I await the ruling of the Ontario Labour Relations Board over whether tomorrow's "Day of Protest" action by Ontario's English public elementary school teachers constitutes an illegal strike, but whatever the ruling, I have to say that I am far more inclined to blame the McGuinty government for this current mess than I am rank and file teachers, or even the union executive.
I had plans tomorrow, and they are now scrubbed. I expect I'll be taking care of my kids, and possibly other neighbourhood kids of parents who have far less flexibility than I do. I sympathize with the frustration that is out there, and I fear that the union risks a significant loss in public support if they continue to use these tactics. At the same time, I cannot help but wonder what else teachers are supposed to do?
I don't believe that the McGuinty government has been negotiating in good faith, here. They talked for a lot longer to our province's doctors, other teachers, and certainly the bulk of the public service, and they were able to secure decent deals that have avoided workplace action. Given the disparity of the numbers in the graphic, I cannot believe that the McGuinty government even tried to talk to elementary school teachers. Instead, they lowered the boom. They imposed legislation before even beginning serious negotiations and, when negotiations didn't take place (surprise, surprise -- how do you negotiate with someone who has pointed a loaded gun at you?), they imposed a contract.

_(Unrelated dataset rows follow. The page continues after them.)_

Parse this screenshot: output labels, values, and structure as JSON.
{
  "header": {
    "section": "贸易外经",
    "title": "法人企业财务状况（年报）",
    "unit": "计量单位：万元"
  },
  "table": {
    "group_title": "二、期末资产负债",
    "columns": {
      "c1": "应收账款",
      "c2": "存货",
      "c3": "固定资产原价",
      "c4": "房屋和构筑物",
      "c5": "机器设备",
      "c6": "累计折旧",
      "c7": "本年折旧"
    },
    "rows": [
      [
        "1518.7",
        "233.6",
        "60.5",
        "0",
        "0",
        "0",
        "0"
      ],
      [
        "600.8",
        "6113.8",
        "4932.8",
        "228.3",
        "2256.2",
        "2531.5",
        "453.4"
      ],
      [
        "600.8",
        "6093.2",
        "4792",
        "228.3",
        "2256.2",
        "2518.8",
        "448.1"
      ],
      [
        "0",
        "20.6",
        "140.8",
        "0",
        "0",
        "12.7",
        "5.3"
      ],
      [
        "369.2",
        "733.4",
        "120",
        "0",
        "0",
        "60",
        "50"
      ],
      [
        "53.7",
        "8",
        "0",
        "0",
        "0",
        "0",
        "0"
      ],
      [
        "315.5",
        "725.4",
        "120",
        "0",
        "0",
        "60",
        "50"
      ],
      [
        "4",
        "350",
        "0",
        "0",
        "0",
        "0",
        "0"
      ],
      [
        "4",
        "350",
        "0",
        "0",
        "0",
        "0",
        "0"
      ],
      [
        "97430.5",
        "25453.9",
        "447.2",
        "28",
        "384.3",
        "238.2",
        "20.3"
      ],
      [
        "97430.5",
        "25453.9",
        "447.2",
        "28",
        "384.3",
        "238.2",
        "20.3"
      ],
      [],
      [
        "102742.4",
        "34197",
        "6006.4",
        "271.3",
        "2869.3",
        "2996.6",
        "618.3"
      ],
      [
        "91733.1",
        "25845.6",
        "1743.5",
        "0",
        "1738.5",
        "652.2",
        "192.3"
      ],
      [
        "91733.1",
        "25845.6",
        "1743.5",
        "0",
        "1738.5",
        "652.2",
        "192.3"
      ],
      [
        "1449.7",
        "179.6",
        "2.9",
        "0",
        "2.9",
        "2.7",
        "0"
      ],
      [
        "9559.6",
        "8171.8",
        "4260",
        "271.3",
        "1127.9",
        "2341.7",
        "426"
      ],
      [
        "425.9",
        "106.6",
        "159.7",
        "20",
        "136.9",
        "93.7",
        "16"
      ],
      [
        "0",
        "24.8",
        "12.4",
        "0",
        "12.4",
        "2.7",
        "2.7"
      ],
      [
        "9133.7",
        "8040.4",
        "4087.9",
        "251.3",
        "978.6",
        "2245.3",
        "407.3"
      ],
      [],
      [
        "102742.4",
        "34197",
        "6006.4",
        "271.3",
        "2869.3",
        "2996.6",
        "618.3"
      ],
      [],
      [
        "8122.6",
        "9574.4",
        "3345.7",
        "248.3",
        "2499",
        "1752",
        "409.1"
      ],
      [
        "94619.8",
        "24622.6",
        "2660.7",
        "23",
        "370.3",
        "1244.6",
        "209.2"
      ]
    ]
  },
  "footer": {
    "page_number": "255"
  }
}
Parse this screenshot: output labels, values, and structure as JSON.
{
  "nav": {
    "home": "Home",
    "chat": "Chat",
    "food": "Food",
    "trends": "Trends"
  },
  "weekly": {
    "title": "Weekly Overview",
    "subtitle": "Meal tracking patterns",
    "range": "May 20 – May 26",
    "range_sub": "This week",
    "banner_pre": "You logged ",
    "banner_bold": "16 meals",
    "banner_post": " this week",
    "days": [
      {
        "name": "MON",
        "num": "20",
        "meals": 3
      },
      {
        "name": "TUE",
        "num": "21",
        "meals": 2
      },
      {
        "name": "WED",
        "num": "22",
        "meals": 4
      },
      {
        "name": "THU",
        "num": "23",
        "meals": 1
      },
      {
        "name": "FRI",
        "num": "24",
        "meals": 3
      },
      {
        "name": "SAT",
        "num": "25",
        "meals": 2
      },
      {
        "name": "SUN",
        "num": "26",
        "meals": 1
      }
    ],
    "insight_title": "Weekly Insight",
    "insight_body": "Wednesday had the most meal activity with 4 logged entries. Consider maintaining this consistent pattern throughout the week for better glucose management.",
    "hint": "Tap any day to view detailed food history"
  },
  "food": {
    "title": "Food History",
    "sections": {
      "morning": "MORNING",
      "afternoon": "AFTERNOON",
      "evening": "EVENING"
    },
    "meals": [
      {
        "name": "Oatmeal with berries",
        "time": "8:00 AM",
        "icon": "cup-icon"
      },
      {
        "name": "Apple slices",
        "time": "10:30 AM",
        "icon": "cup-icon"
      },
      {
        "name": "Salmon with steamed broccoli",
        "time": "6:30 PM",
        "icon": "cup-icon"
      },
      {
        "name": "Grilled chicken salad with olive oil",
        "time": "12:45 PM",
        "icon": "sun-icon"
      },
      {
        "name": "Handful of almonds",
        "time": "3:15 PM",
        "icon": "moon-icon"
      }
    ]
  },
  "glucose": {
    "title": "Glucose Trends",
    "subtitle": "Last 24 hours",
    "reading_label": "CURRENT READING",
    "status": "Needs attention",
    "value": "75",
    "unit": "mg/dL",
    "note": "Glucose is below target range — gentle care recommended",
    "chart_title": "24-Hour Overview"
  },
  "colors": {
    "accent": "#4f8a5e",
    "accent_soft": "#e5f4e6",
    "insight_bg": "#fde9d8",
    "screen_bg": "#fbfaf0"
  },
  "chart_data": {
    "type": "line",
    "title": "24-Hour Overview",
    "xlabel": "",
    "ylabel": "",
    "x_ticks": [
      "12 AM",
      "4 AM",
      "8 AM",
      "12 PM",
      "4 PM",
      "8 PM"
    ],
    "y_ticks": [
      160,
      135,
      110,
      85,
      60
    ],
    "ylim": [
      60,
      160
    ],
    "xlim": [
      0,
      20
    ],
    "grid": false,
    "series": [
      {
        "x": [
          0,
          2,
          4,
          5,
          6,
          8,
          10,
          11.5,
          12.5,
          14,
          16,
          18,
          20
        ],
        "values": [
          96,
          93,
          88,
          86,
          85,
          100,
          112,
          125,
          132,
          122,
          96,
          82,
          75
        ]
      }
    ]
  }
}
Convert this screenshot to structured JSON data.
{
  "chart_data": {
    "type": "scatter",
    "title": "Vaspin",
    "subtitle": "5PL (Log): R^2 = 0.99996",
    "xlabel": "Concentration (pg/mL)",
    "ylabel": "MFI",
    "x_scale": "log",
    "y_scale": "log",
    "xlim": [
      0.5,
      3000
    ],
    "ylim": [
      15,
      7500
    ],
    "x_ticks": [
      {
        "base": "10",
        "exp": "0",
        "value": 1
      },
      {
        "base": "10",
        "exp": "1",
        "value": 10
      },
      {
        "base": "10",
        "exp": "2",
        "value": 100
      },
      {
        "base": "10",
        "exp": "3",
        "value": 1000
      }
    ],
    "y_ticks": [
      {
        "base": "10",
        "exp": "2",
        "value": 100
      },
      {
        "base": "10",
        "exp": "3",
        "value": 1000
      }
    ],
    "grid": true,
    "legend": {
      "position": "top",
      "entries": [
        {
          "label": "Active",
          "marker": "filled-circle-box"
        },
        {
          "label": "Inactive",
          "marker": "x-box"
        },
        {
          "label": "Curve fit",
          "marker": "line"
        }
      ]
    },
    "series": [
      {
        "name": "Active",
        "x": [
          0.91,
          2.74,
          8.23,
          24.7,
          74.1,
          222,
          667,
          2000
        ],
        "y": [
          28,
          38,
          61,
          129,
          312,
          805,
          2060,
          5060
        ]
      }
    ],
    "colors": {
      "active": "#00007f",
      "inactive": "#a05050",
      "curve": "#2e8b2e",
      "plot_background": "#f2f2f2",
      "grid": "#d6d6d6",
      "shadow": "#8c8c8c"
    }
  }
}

In our democratic system, we have a right to freedom of association. We have a right to work together and negotiate the best deal possible with our employers. We also have a right to speak up and express our displeasure when the government moves in ways we don't like. I'll leave it up to the Labour Relations Board over whether tomorrow's action by teachers is an illegal strike, but I don't blame the teachers for protesting. Not at all.